PM Sogavare of Solomon Islands, left, receives a gift from PM Bainimarama of Fiji, symbolising his acceptance of the PIDF Chairmanship.

The new Chair of the Pacific Islands Development Forum (PIDF), Prime Minister Hon Manasseh Sogavare of Solomon Islands has highlighted the need for the organisation to start discussions on a new partnership with the European Union for the post-Cotonou era.

When accepting the chairmanship of the PIDF yesterday from the Fiji Prime Minister Hon Frank Bainimarama, Prime Minister Sogavare said there are two key issues that he felt deserved the attention of the PIDF and engaging in its discussion through this platform.

He said the issues are the need to begin consultations on the type of agreement to succeed the Cotonou Agreement when it concludes in 2020 and resettlement of Pacific Islands’ people as a result of sea-level rise.

The Cotonou Agreement is a treaty between the EU and the African, Caribbean and Pacific (ACP) Group of States. It is the most comprehensive partnership agreement between developing countries and the EU. It has been the framework for EU’s relationship with the 79 ACP Member States.

“We know that one key partnership agreement with a key partner in the region will come to end in 2020. By this, I mean the EU-ACP Development Cooperation Agreement, which is commonly known as the Cotonou Agreement.

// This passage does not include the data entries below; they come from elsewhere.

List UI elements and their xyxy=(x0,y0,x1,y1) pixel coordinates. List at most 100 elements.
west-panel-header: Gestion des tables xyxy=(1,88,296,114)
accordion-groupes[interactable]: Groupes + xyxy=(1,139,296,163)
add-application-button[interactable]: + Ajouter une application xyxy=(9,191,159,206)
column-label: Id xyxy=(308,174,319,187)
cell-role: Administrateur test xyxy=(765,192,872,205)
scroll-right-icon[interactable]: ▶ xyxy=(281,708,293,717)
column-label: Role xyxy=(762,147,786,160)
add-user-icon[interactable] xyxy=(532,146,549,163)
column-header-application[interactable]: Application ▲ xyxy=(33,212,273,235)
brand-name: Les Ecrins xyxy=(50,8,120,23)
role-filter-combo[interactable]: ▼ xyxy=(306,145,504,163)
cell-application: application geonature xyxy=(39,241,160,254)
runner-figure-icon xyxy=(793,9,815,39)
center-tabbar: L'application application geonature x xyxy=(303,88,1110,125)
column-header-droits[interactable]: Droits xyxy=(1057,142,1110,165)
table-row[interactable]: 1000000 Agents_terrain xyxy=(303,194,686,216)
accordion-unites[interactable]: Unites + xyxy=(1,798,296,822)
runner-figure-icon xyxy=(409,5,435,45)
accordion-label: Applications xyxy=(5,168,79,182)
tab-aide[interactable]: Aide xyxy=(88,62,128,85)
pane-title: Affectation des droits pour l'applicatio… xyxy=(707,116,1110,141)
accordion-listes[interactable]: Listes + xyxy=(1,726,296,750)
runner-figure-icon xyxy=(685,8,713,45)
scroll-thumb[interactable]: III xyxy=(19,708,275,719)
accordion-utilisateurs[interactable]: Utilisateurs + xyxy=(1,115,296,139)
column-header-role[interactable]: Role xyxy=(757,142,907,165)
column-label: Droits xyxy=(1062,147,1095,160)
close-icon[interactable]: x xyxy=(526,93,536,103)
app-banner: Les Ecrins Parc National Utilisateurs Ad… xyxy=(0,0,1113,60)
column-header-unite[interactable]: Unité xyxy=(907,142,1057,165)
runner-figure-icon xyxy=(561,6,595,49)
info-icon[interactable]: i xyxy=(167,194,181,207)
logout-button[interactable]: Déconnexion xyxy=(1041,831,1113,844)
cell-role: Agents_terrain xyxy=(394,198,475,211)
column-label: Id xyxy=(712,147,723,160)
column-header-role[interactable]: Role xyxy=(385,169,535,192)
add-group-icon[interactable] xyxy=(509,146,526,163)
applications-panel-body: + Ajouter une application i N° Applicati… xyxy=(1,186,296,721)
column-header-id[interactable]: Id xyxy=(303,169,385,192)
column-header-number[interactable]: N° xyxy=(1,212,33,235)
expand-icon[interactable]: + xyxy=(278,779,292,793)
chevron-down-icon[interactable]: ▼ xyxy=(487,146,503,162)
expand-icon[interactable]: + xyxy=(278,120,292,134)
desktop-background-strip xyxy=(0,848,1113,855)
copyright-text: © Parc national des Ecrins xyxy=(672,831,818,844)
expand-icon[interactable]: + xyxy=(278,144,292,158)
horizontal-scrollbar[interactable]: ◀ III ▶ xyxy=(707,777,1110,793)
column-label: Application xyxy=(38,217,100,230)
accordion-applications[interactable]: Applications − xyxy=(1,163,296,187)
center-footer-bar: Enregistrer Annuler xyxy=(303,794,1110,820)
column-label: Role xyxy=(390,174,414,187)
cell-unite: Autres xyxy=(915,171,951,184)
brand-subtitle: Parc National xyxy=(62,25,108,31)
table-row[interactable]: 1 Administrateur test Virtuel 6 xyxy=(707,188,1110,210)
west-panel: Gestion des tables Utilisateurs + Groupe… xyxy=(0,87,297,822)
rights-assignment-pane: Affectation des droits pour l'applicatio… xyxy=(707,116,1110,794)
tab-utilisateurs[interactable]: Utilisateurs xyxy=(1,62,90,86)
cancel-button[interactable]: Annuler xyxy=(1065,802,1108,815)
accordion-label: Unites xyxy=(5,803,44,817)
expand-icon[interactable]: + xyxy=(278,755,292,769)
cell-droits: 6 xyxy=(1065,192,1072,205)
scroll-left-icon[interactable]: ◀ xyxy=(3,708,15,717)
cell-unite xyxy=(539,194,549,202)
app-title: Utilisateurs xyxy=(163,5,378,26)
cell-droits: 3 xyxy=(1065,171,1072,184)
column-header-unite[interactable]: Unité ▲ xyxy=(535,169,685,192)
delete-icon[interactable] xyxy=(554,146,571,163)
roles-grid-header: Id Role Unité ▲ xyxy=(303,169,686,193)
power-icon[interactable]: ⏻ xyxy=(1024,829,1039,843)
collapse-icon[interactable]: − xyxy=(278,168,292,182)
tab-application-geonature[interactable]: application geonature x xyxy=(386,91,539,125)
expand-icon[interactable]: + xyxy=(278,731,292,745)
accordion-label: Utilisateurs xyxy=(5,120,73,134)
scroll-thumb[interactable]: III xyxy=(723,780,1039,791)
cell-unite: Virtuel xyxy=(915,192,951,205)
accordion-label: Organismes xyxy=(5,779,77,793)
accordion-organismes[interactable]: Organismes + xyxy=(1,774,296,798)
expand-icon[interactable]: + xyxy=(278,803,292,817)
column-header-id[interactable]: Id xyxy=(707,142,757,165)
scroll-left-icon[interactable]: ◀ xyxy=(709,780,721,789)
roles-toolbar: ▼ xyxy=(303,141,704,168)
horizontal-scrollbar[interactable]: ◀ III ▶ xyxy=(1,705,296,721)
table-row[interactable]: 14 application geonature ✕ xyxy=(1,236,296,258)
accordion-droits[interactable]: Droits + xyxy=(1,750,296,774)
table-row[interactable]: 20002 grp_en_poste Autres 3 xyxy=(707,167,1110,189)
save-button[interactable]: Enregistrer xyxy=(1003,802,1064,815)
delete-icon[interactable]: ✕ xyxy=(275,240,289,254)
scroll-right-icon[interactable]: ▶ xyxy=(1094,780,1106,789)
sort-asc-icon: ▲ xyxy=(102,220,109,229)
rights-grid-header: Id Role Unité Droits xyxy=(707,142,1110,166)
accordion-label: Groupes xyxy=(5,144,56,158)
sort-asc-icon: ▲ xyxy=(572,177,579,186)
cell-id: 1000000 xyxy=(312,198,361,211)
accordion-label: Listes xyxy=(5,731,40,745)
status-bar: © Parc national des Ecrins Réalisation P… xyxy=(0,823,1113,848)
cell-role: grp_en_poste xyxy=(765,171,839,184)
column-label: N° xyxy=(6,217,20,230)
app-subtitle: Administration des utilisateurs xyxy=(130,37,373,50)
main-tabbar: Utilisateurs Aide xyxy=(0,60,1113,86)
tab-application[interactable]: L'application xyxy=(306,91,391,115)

“Whilst we do have historical ties with the EU, the recent referendum in England (Brexit) may perhaps be the canary in the coal mine that infers that such historical relationships cannot be the sole rationale for such partnerships.

“We need to take the initiative to begin discussion on the platform of the PIDF and determine the type of partnership we wish to foster with EU upon the conclusion of the Cotonou Agreement.”

The new PIDF Chair added that, “I would like to see the PIDF provide leadership in the consultations as we engage ourselves in the mainstream of climate change mitigation and adaptation.”

On the issue of resettlement of Pacific Islands people affected by sea-level rise, the PIDF Chair said, “This issue cannot be dealt with solely at the programme level within the many regional bodies that are present with us today.

“Neither can it be reworked by our respective national agencies. In my view, the issue of the adverse effects of climate change needs political will and concerted leadership.

“The PIDF is uniquely placed to offer this space political and concerted leadership. The nexus between political commitment, concerted leadership technical know-how and innovative solution is present within the PIDF.

“This mix can be blended and brought together to deal with this pressing issue of climate change.”

The PIDF Chair further added that he had observed that development partners, particularly UNESCAP (United Nations Economic and Social for Asia and the Pacific) and the EU have made genuine progress on the issue of climate change and the PIDF must ride on the bandwagon of their partnership in this strategic approach.

“We need to be strategic and give political impetus to climate change and post-Cotonou discussions.

“I am convinced that if we can come together as a region to address the resettlement of our peoples, we will show the world that we are part of the global solution and not merely victims of the inactions of developed countries.

“Let us build on our Suva Declaration on Climate Change and consider how we might improve on mechanisms and linkages that will reduce the risks that we are facing now and beyond.

“As your new Chair for PIDF, I am confident that our actions and decisions will result in a stronger and more effective Pacific Islands Development Forum.”